One day after our morning subject, I came home and had a quick lunch. On my way to the my aunt’s store where my mother worked, I practiced my apology speech under my breath. When I got to the store, my mother was entertaining customers. I waited patiently, biding my time. When the customers left, I went on with my plan.

“Human na ka ug kaon, ma?” (Are you done with your lunch, ma?)

“Oo, toy. Ngano man?” (I just had lunch. Why?)

“Asa imo tupperware, ma?” (Where is your tupperware, ma?)

“Ngano man?” she asked quizzically. (Why?)

“Ako hugasan.” (I’ll wash it for you.)

“Naa sa luyo.” (It’s in the back.)

I entered the storage room and grabbed the container and utensils. Returning with the clean dishes minutes later, I had mustered enough courage to expose myself.

“Na unsa ka, toy?” (What’s up, toy?)

My mother now looking more confused.

“Nanibag-o ko nimo kay pwerti nimung kakugihan.” (Something must be up. You don’t like washing dishes.)

Taking my cue from her reaction, I slowly inched toward my bag and took out my card.

“Ma…,” I croaked.

“Unsa man? Pagsulti lang. Naa kay problema?” (What is it? Tell me. Is there any problem?)

She was now looking at my hands, her brows furrowed and then relaxed. And then I saw a hint of recognition flashed in her eyes.

Clutching my class card in my heart, I gingerly and shakily handed it to her.

“Ma, sorry…”

She opened and examined my card.

Time froze.


“Pasado man ni, toy.” (This is still a passing grade.)

“Pero layo ra sya sa grade nako sa 2nd grading,” my voice was already shaking, (But that is lower than my grade in 2nd grading.)

“Aw, mao, pero pasado man na. Okay ra na, toy,” she responded in a reassuring voice. (That is fine. It is still a passing grade.)

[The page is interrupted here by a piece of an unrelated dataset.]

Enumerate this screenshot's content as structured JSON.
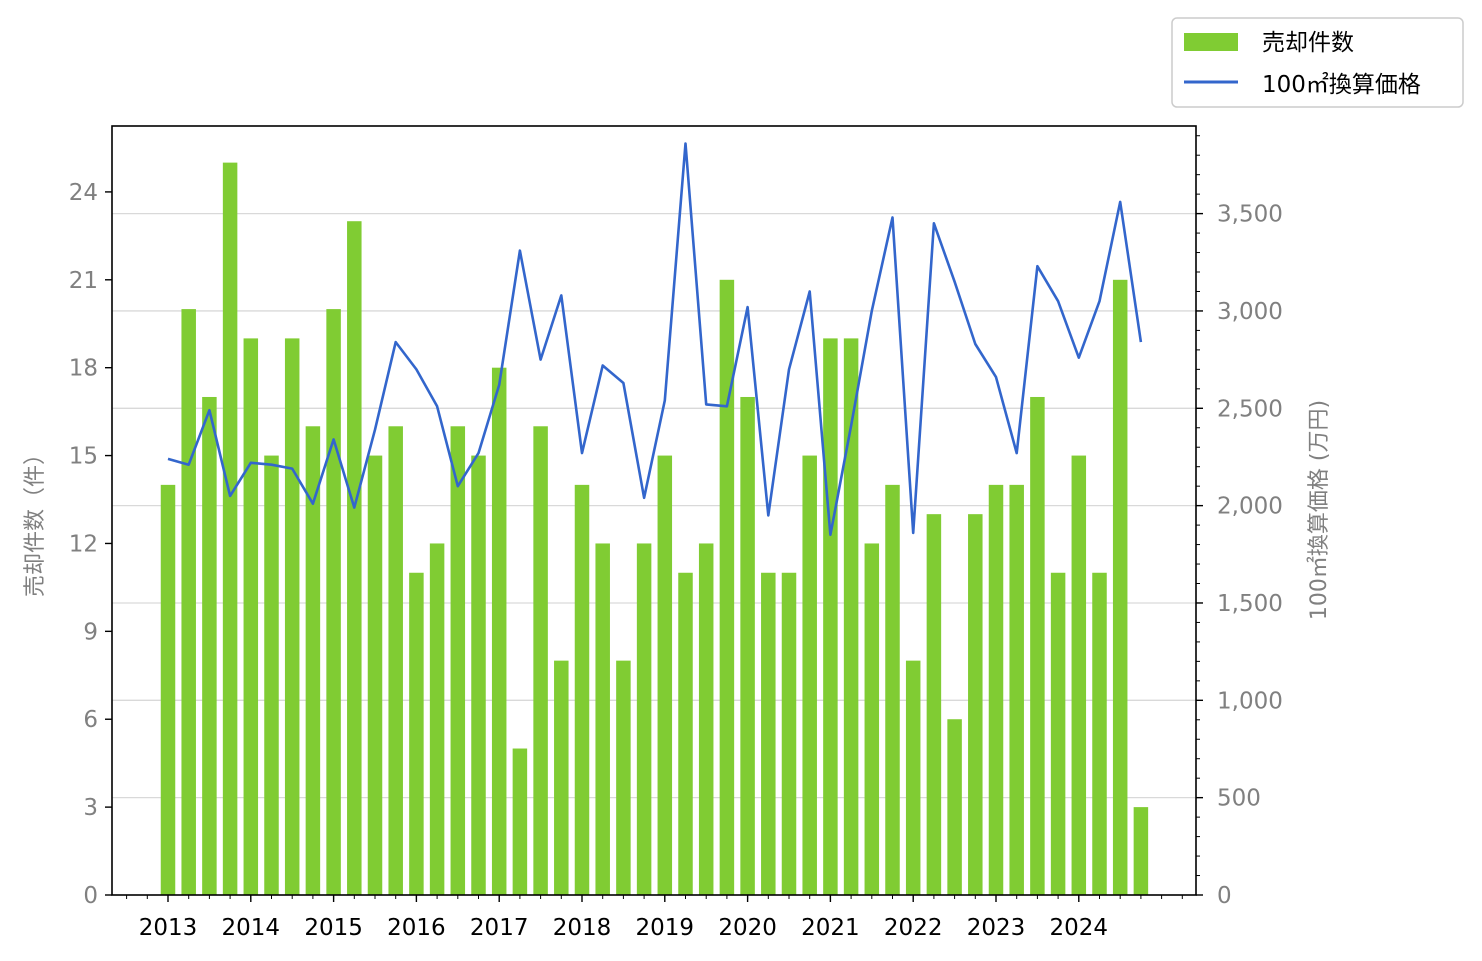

Tears were already spilling from my eyes, I started heaving.

“Ayaw na ug hilak, toy.” (Don’t you cry now, toy.)

Hearing those words soothed my heart.

“Abi ba nimo nga masuko ko?” (Did you think I’d get mad?)

I nodded.

“Okay ra na. Expected na na nako kay wala man kay enough time nga makatuon.” (It’s okay. You did not have enough time to study.)

“Mao diay imo gihugasan ang mga tupperware,” she quipped. (That explains why you’ve been acting weird lately. Washing the dishes? I should have known.)

Wiping my tears and snot, I embraced her. The ruins of my shattered persona, which were strewn around me, vanished into thin air.

That was the first time in my life that I felt accepted, loved, and appreciated, despite my wild revelation. All my irrational fears of invalidation, all gone with her loving and comforting embrace. It hurts to realize, after powering-through some personal storms in the past few years, that those arms won’t be there to soothe my inundated heart. Oh, how quickly she could chase the dark clouds away, or hold an umbrella over my head to keep me dry while the rain ravages on.

Now with her gone, I feel lost, stumbling, looking for her welcoming arms, missing her painfully. Whatever skeletons I am hiding in my closet, I know she’ll be accepting. No matter how irrational my fears may be, I know in my heart of hearts she is for me. If she were alive, she would have laughed at me for being so dramatic. “Don’t you cry now,” she would say.

And so, unlike many other days, I miss her more than ever today.